Autour de l'ouvrage "Le soin des choses. Politiques de la maintenance" Jérôme Denis et David Pontille (2022)
Résumé de l'ouvrage
Qu'ont en commun une chaudière, une voiture, un panneau de signalétique, un smartphone, une cathédrale, une œuvre d'art, un satellite, un lave-linge, un pont, une horloge, un serveur informatique, le corps d'un illustre homme d'État, un tracteur ? Presque rien, si ce n'est qu'aucune de ces choses, petite ou grande, précieuse ou banale, ne perdure sans une forme d'entretien. Tout objet s'use, se dégrade, finit par se casser, voire par disparaître. Pour autant, mesure-t-on bien l'importance de la maintenance ? Contrepoint de l'obsession contemporaine pour l'innovation, moins spectaculaire que l'acte singulier de la réparation, cet art délicat de faire durer les choses n'est que très rarement porté à notre attention.
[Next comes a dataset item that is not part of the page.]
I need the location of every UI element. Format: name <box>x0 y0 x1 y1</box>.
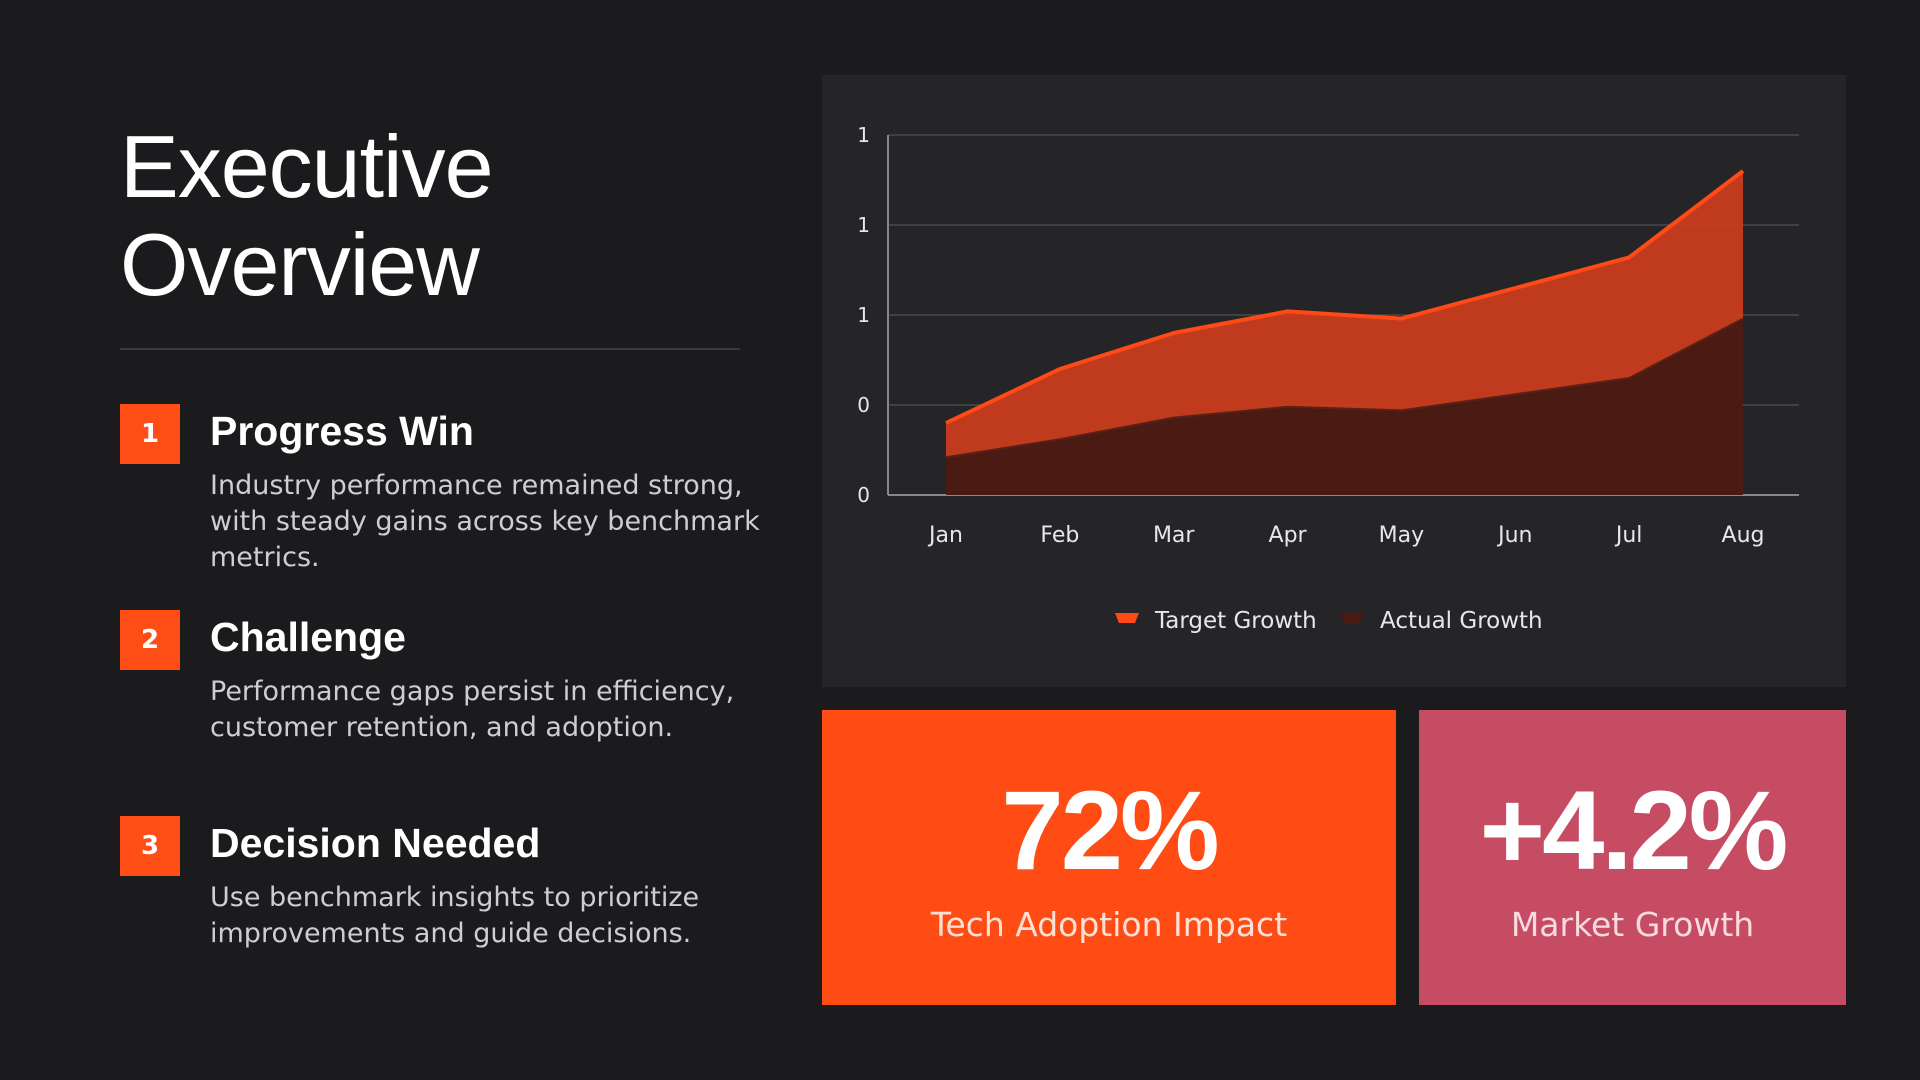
area-chart: 0 0 1 1 1 Jan Feb Mar Apr May Jun Jul Aug Target Grow… <box>857 123 1799 634</box>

Ce livre est une invitation à décentrer le regard en mettant au premier plan la maintenance et celles et ceux qui l'accomplissent. En suivant le fil de différentes histoires, ses auteurs décrivent les subtilités du " soin des choses " pour en souligner les enjeux éthiques et la portée politique. Parce que s'y cultive une attention sensible à la fragilité et que s'y invente au jour le jour une diplomatie matérielle qui résiste au rythme effréné de l'obsolescence programmée et de la surconsommation, la maintenance dessine les contours d'un monde à l'écart des prétentions de la toute-puissance des humains et de l'autonomie technologique. Un monde où se déploient des formes d'attachement aux choses bien moins triviales que l'on pourrait l'imaginer. En savoir plus
L'intervenant mettra en lien cet ouvrage avec ses travaux sur le travail de care et de maintenance des bâtiments d'habitation collectifs en France et en Belgique, en interrogeant en quoi les études infrastructurelles offrent un cadre d'analyse aux processus d'assignation au travail de soutien de la vie quotidienne et aux rapports de pouvoir qui en résultent.
Résumé du séminaire
Il y a déjà presque deux décennies, Bruno Latour et Albena Yaneva proposaient d’analyser les bâtiments « en partant du point de vue de la fourmi » et en s’attachant à démanteler « l’idée désespérément statique » des bâtiments ». A partir d’un jeu de mots sur la théorie de l’acteur-réseau (Actor-network theory – ANT en anglais), il s’agissait pour eux de les voir plutôt « en tant que séries de transformations » qui font s’enchevêtrer temporairement les flux d’acteurs humains et non humains, les qualités changeantes des matériaux, les compétences sociotechniques, les créativités autant que les politiques de régulations diverses (Ibid. : 80). Cimentées autour des mêmes fondements théoriques, les recherches sur les infrastructures – qu’elles concernent des objets aussi divers que des tunnels, des ponts et constructions autoroutières, ou encore des câbles, des bâtiments publics et privés ou les infrastructures numériques – ont en commun de mettre en lumière et d’interroger le fonctionnement des dispositifs matériels, politiques et sociotechniques le plus souvent invisibilisés qui rendent possible notre quotidien.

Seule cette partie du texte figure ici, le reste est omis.